CHAPTER 3 ◆ What Is The Fate Of Their Band?

309 7 7
                                    

          BARU saja Olivia, Emily dan Sharon keluar dari dalam mobil, jepretan kamera paparazzi langsung menghujam ketiganya secara bertubi-tubi. Beberapa bodyguard dengan sigap melindungi mereka dari kepungan paparazzi yang hendak mengambil gambar mereka secara dekat. Sudah beberapa minggu ini mereka terus menghindar dari kejaran media massa yang tak hentinya memberitakan perihal kasus Ivy yang saat ini masuk ke dalam rehabilitasi akibat penggunaan obat-obatan terlarang.

          Olivia meringis di dalam hati memikirkan nasib band mereka yang kini tak memiliki seorang vokalis. Di tambah lagi dengan kasus Ivy membuat Rebel Angel disorot bukan karena prestasi melainkan berita tidak menyenangkan.

          Langkah mereka bertiga tampak berburu-buru memasuki salah satu butik terkenal milik ibu Emily yang merupakan seorang desainer kenamaan. Beberapa pramuniaga di butik tersebut dengan sigap melayani ketiganya. Mrs. Cooper—ibu Emily—menghampiri mereka dengan wajah sumringah.

          “Hey, Ladies.” Mrs. Cooper memeluk mereka satu persatu. “Bagaimana hari kalian?”

          “Seperti biasa, selalu menjadi buruan paparazzi.” sahut Sharon dengan nada muak. Mrs. Cooper sampai tergelak mendengarnya.

          “Begitulah jika menjadi seorang bintang ternama. Semua orang selalu ingin tahu beritamu sampai ke hal yang tidak penting.” kata Mrs. Cooper seraya matanya lalu melirik Emily. “Aku ingin berbicara sesuatu denganmu.” Ia kembali melirik Olivia dan Sharon. “Berbelanjalah. Aku pinjam Emily dulu.”

          “Oke, baiklah.” Olivia mengangguk.

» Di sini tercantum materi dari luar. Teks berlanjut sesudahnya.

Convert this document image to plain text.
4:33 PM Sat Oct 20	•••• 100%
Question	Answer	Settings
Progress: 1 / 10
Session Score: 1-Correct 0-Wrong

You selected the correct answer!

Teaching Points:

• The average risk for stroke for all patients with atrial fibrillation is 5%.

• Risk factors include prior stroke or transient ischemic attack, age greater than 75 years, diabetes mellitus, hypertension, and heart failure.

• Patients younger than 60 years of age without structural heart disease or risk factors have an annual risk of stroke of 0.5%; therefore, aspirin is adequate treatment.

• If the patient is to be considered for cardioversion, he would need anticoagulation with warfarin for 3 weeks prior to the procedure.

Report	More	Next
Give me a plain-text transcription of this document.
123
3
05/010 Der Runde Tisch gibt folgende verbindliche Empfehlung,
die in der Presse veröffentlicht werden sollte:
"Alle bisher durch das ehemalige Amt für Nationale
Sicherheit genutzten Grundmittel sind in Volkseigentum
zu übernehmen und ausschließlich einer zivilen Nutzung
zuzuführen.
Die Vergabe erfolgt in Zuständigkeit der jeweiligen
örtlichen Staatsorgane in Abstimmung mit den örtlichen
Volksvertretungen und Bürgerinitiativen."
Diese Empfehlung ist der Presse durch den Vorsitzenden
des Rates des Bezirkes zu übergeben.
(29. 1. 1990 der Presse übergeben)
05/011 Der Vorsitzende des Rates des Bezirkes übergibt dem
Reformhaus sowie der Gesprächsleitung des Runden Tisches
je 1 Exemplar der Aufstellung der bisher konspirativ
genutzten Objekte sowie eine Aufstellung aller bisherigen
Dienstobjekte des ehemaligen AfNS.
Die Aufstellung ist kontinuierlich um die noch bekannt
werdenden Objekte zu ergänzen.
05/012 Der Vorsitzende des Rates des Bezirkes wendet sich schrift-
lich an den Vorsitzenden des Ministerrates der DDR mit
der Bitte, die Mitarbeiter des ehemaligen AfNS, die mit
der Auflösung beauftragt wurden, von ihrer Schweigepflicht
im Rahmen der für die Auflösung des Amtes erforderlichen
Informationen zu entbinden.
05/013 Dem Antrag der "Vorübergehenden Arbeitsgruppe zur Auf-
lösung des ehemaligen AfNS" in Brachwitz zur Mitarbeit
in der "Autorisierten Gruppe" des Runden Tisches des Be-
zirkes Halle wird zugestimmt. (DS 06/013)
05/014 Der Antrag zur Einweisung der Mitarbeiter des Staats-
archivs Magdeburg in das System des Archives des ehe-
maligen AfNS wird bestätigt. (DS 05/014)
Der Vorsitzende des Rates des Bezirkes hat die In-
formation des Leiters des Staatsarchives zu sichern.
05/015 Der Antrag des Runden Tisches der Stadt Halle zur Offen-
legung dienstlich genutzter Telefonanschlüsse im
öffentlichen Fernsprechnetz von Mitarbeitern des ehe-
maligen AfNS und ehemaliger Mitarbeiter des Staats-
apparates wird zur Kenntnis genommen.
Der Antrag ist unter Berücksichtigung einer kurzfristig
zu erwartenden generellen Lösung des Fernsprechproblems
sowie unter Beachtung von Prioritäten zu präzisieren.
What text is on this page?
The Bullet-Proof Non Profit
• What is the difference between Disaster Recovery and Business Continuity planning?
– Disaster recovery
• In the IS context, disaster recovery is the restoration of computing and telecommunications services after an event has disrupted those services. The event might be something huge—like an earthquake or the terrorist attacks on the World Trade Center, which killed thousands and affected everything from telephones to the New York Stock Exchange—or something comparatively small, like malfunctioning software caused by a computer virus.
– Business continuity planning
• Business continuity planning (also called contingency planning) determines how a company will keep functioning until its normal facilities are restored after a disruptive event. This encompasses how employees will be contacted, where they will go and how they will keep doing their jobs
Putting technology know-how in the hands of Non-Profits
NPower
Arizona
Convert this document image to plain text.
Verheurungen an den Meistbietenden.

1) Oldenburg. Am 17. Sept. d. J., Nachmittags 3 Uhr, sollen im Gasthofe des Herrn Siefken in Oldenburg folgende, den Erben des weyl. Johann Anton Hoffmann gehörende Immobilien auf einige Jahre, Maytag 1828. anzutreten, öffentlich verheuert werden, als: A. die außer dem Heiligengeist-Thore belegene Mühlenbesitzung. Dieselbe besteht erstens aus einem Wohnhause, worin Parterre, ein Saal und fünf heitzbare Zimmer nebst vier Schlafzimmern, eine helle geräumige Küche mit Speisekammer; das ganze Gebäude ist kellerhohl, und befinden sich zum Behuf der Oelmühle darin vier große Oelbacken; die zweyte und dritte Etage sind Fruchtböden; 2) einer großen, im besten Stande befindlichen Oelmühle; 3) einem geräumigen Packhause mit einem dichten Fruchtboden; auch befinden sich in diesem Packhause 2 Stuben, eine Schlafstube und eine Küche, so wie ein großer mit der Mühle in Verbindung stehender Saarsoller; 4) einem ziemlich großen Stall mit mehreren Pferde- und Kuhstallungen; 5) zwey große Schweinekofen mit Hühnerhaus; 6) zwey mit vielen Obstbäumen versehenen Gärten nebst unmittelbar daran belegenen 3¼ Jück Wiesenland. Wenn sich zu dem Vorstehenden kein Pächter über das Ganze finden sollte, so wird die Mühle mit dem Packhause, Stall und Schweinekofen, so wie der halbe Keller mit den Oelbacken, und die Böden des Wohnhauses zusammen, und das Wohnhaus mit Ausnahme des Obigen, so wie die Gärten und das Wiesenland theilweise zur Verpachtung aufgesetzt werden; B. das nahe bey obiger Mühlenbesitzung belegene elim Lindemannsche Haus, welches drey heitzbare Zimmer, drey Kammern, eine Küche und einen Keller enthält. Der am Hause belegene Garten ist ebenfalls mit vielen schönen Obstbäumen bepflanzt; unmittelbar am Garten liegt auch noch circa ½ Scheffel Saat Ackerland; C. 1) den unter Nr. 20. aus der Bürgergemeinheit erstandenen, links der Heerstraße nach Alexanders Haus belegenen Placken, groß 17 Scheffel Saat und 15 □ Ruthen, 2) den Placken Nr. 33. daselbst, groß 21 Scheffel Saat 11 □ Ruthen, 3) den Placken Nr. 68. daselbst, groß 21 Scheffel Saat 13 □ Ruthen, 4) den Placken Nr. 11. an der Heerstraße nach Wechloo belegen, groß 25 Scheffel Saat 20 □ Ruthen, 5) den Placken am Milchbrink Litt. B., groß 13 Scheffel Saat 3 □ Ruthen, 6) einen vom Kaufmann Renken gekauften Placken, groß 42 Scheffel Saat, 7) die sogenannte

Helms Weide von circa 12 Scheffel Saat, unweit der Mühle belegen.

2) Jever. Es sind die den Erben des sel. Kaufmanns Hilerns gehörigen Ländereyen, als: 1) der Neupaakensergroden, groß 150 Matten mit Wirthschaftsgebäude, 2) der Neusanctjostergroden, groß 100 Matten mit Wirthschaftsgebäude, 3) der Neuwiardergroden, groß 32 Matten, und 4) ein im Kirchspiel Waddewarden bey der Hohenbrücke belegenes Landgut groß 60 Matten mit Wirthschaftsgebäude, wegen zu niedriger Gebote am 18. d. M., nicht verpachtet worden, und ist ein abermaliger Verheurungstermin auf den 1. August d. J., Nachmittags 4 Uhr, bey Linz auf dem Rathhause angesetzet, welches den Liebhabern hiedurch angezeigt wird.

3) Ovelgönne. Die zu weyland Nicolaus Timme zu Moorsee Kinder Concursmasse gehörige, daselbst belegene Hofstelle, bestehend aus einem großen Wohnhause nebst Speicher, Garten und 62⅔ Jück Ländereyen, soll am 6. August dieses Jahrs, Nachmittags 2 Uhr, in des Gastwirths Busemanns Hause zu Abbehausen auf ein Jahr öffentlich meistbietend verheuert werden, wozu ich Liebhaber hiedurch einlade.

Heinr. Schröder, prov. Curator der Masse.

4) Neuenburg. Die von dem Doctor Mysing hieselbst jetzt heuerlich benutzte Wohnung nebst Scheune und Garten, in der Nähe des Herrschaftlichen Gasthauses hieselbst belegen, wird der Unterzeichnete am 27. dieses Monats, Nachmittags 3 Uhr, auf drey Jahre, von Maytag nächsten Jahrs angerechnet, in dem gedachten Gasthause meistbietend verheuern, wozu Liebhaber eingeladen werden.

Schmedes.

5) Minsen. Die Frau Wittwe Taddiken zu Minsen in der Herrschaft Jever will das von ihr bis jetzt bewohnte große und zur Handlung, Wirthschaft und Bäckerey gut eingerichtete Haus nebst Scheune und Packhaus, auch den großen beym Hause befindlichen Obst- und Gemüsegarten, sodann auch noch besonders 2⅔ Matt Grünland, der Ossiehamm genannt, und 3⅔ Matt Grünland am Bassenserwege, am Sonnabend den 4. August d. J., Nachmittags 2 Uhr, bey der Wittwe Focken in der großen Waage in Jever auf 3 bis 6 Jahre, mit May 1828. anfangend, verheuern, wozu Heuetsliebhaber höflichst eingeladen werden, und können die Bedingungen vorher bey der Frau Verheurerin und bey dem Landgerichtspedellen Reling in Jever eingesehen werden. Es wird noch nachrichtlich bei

          Mrs. Cooper menggandeng lengan Emily untuk menuju ke ruang kerjanya. Sharon mulai menyibukkan dirinya memilih berbagai macam pakaian sedangkan Olivia lebih memilih menuju ke bagian deretan sepatu. Pikiran Olivia saat ini sedang bercabang kemana-mana—terus memikirkan nasib band-nya. Mencari pengganti Ivy bukanlah suatu perkara yang mudah. Ivy memiliki ciri khas yang tak akan sama dengan vokalis lain di luar sana. Suara serak dan dalam milik Ivy ketika bernyanyi merupakan identitas dari Rebel Angel.

          “Olivia, menurutmu yang mana yang bagus untukku?” Suara mengejutkan Sharon membuyarkan pikiran Olivia yang bercabang. Ia memperlihatkan dua baju pilihannya dengan warna yang berbeda.

          “Semuanya jelek.” sahut Olivia dengan acuh tak acuh. Mendadak saja Sharon mendengus pelan mendengarnya.

          “Tidak ada gunanya aku bertanya padamu.” kata Sharon dengan ketus. Ia melirik salah satu pramuniaga wanita yang sejak tadi mengikuti untuk membantunya memilih baju, lalu melenggang pergi ke sisi lain butik.

          Olivia kemudian melangkah menuju ke arah Sharon yang masih sibuk memilih pakaiannya. Dia ikut memilih salah satu pakaian yang cukup menarik perhatiannya. Tak lama kemudian Emily muncul dan segera bergabung dengan keduanya yang sedang sibuk berbelanja.

          Ketika selesai dengan sesi berbelanja, mereka memutuskan kembali ke penthouse mewah milik mereka yang berada di kawasan elit di kota London. Ketiganya hanya duduk termenung di sofa dengan ditemani makanan ringan dan anggur di atas meja kopi di hadapan mereka. Suasana di dalam penthouse ini terasa begitu estetika dengan desain interior yang modern. Beberapa penghargaan terpajang di lemari kaca khusus, kemudian foto-foto dibingkai indah serta ditempel di dinding ruangan bersamaan dengan lukisan abstrak dan bernuansa gothic.

          “Aku tidak mau menonton televisi.” gumam Sharon seraya sesekali menyuapi makanan ringan berupa keripik kentang ke dalam mulutnya.

          Sharon memiliki alasan tersendiri kenapa dia akhir-akhir ini malas menonton televisi. Ini karena berita tentang Rebel Angel yang selalu menghiasi layar kaca dan itu membuatnya muak.